More on my sad memories of April 1975 when Saigon fell:
On 22 April 1975, the U.S. Defense Intelligence Agency (DIA) published an estimate that the Republic of Vietnam (South Vietnam) would not last more than a week. North Vietnamese conquest of South Vietnam, in other words, was at most a week away. As I sat isolated in my office on the northern edge of Saigon, I used every means at my disposal to get the last of my forty-three subordinates and their families safely out of the country. When I read the DIA analysis, transmitted to me electronically, I was grimly buoyant that at least the U. S. military was under no delusions about what was happening in Vietnam. The civilian side of the government, on the other hand, was under the sway of the U.S. ambassador in Saigon, Graham Martin, who assured President Ford and Secretary of State Kissinger that the North Vietnamese had no intention of attacking Saigon and that, therefore, no evacuation was necessary. I knew better from monitoring the radio communications of North Vietnamese forces as they advanced closer and closer to Saigon.
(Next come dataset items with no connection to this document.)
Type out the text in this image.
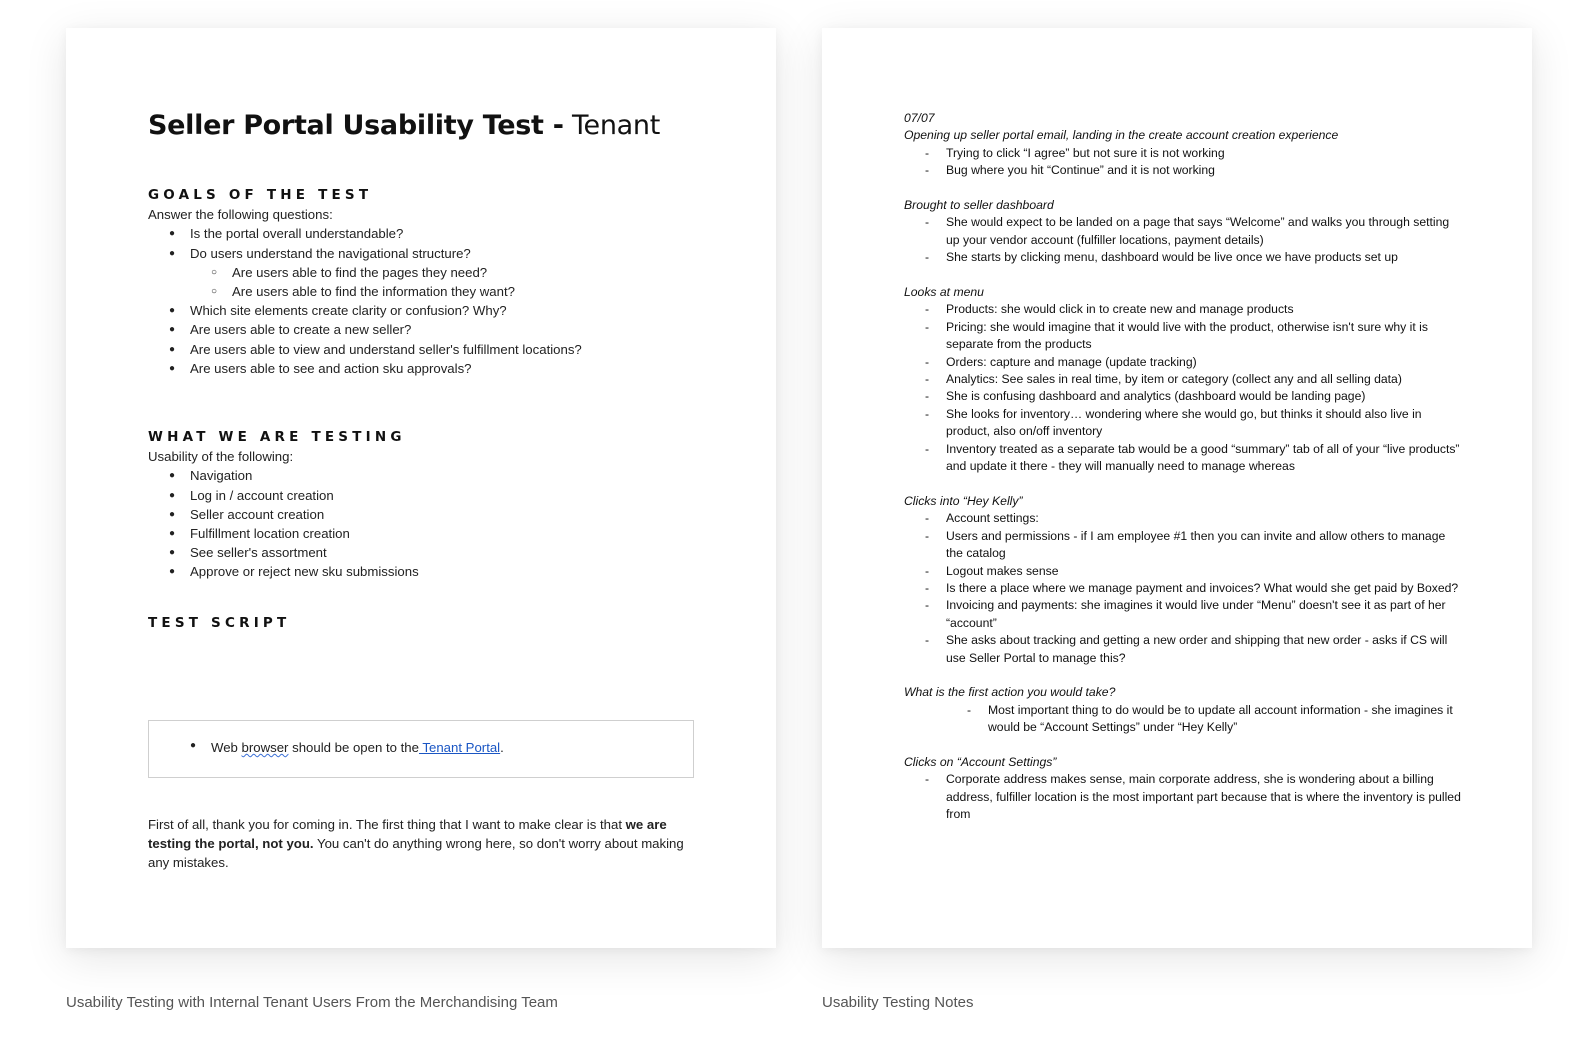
Seller Portal Usability Test - Tenant

GOALS OF THE TEST

Answer the following questions:

● Is the portal overall understandable?
● Do users understand the navigational structure?
○ Are users able to find the pages they need?
○ Are users able to find the information they want?
● Which site elements create clarity or confusion? Why?
● Are users able to create a new seller?
● Are users able to view and understand seller's fulfillment locations?
● Are users able to see and action sku approvals?

WHAT WE ARE TESTING

Usability of the following:

● Navigation
● Log in / account creation
● Seller account creation
● Fulfillment location creation
● See seller's assortment
● Approve or reject new sku submissions

TEST SCRIPT

● Web browser should be open to the Tenant Portal.
First of all, thank you for coming in. The first thing that I want to make clear is that we are testing the portal, not you. You can't do anything wrong here, so don't worry about making any mistakes.
07/07
Opening up seller portal email, landing in the create account creation experience
- Trying to click “I agree” but not sure it is not working
- Bug where you hit “Continue” and it is not working
Brought to seller dashboard
- She would expect to be landed on a page that says “Welcome” and walks you through setting up your vendor account (fulfiller locations, payment details)
- She starts by clicking menu, dashboard would be live once we have products set up
Looks at menu
- Products: she would click in to create new and manage products
- Pricing: she would imagine that it would live with the product, otherwise isn't sure why it is separate from the products
- Orders: capture and manage (update tracking)
- Analytics: See sales in real time, by item or category (collect any and all selling data)
- She is confusing dashboard and analytics (dashboard would be landing page)
- She looks for inventory… wondering where she would go, but thinks it should also live in product, also on/off inventory
- Inventory treated as a separate tab would be a good “summary” tab of all of your “live products” and update it there - they will manually need to manage whereas
Clicks into “Hey Kelly”
- Account settings:
- Users and permissions - if I am employee #1 then you can invite and allow others to manage the catalog
- Logout makes sense
- Is there a place where we manage payment and invoices? What would she get paid by Boxed?
- Invoicing and payments: she imagines it would live under “Menu” doesn't see it as part of her “account”
- She asks about tracking and getting a new order and shipping that new order - asks if CS will use Seller Portal to manage this?
What is the first action you would take?
- Most important thing to do would be to update all account information - she imagines it would be “Account Settings” under “Hey Kelly”
Clicks on “Account Settings”
- Corporate address makes sense, main corporate address, she is wondering about a billing address, fulfiller location is the most important part because that is where the inventory is pulled from
Usability Testing with Internal Tenant Users From the Merchandising Team	Usability Testing Notes
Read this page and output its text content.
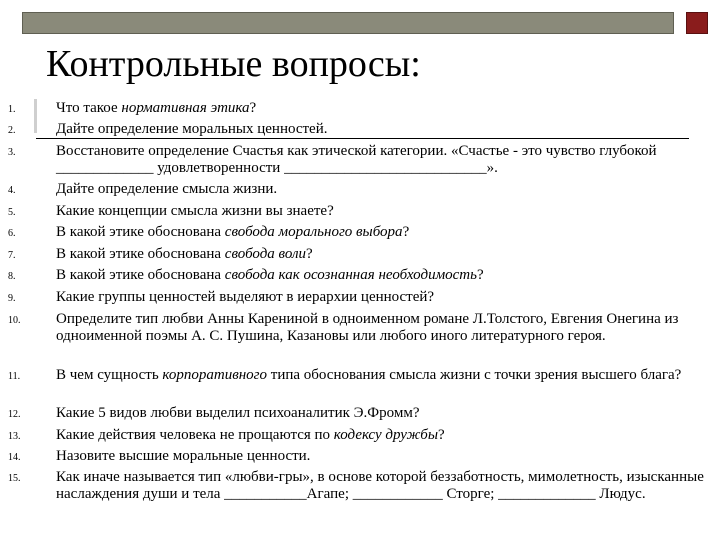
Контрольные вопросы:
1.	Что такое нормативная этика?
2.	Дайте определение моральных ценностей.
3.	Восстановите определение Счастья как этической категории. «Счастье - это чувство глубокой _____________ удовлетворенности ___________________________».
4.	Дайте определение смысла жизни.
5.	Какие концепции смысла жизни вы знаете?
6.	В какой этике обоснована свобода морального выбора?
7.	В какой этике обоснована свобода воли?
8.	В какой этике обоснована свобода как осознанная необходимость?
9.	Какие группы ценностей выделяют в иерархии ценностей?
10.	Определите тип любви Анны Карениной в одноименном романе Л.Толстого, Евгения Онегина из одноименной поэмы А. С. Пушина, Казановы или любого иного литературного героя.
11.	В чем сущность корпоративного типа обоснования смысла жизни с точки зрения высшего блага?
12.	Какие 5 видов любви выделил психоаналитик Э.Фромм?
13.	Какие действия человека не прощаются по кодексу дружбы?
14.	Назовите высшие моральные ценности.
15.	Как иначе называется тип «любви-гры», в основе которой беззаботность, мимолетность, изысканные наслаждения души и тела ___________Агапе; ____________ Сторге; _____________ Людус.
I warned the ambassador repeatedly of the forthcoming attack, only to be ignored.
I was living, sleeping, eating, and working in my office, having surreptitiously evacuated my wife and four children thirteen days earlier—the ambassador had forbidden me to evacuate my people. Only a few of my guys were left in Saigon. I’d gotten most of them and their families out by any ruse I could think of to get around the ambassador’s edict. Food was running short. For the next seven days, those of us living in the office survived on bar snacks we’d been able to scrounge from the few cocktail lounges still in operation.